Intel (NASDAQ: ) has sold its entire stake in the British chip maker Arm Holdings (NASDAQ: ) during the second quarter of this year, according to a recent regulatory filing.

The tech giant offloaded 1.18 million shares in Arm, potentially raising about $146.7 million based on the average share price between April and June.

The sale comes at a time when Intel is facing significant challenges in the semiconductor industry.

The company, once a dominant force in traditional data center chips, is now struggling to stay relevant in the face of competition, particularly in the fast-growing AI chip market.

To address these challenges, Intel announced substantial cost-cutting measures, including cutting more than 15% of its workforce and suspending its dividend earlier this month.

Intel also focused on developing advanced AI chips and expanding its foundry business under CEO Pat Gelsinger.

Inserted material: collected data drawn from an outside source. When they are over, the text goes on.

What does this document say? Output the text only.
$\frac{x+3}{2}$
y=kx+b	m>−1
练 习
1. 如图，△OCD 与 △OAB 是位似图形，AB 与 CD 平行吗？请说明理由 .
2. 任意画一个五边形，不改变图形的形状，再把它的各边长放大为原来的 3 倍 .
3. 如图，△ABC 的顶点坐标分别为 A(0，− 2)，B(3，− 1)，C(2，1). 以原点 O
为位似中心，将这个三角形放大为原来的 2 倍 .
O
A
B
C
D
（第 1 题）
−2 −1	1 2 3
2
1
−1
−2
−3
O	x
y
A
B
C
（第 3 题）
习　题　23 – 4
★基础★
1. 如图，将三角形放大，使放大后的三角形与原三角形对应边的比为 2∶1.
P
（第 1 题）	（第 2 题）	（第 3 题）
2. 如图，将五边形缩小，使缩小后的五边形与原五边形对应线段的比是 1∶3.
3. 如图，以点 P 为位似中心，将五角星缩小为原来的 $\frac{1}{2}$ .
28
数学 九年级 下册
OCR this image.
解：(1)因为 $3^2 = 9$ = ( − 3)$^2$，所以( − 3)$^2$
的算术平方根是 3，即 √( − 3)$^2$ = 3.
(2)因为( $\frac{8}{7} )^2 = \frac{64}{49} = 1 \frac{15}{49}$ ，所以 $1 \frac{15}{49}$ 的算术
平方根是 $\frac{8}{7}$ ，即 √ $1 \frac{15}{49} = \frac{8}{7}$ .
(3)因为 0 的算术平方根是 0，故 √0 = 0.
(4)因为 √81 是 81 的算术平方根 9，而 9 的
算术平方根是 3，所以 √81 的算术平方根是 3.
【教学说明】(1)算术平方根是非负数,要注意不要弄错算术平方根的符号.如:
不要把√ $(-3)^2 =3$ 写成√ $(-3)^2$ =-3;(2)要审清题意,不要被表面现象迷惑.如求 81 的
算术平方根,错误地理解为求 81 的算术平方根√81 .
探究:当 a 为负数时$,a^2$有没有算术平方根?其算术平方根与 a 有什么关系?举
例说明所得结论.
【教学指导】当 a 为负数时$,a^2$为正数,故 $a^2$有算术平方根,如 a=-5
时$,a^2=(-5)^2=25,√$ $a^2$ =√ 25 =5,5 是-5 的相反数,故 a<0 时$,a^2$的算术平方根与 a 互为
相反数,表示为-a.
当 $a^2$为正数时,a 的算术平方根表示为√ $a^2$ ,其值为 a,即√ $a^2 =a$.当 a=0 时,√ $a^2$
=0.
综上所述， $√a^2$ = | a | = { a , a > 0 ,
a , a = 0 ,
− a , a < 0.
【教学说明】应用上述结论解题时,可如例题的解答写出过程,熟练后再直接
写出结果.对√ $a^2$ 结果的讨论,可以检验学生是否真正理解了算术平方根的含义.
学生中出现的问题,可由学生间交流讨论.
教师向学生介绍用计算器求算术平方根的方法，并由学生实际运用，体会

However, this change in strategy has increased costs and put pressure on profit margins, prompting the company to look for ways to strengthen its liquidity and efficiency.

The decision to liquidate its stake in Arm aligns with Intel’s broader restructuring plan, which emphasizes a renewed focus on liquidity and operational efficiency.

At the end of June, Intel reported cash and cash equivalents of $11.29 billion, along with total current liabilities of about $32 billion.

Intel shares have faced significant pressure this year, losing more than 59% of their value. At the time of writing on Wednesday, it was down another 1.7% on the day, trading not far above the $20 per share level.

The sale of its Arm shares marks another step in the company’s ongoing efforts to address its financial and operational challenges.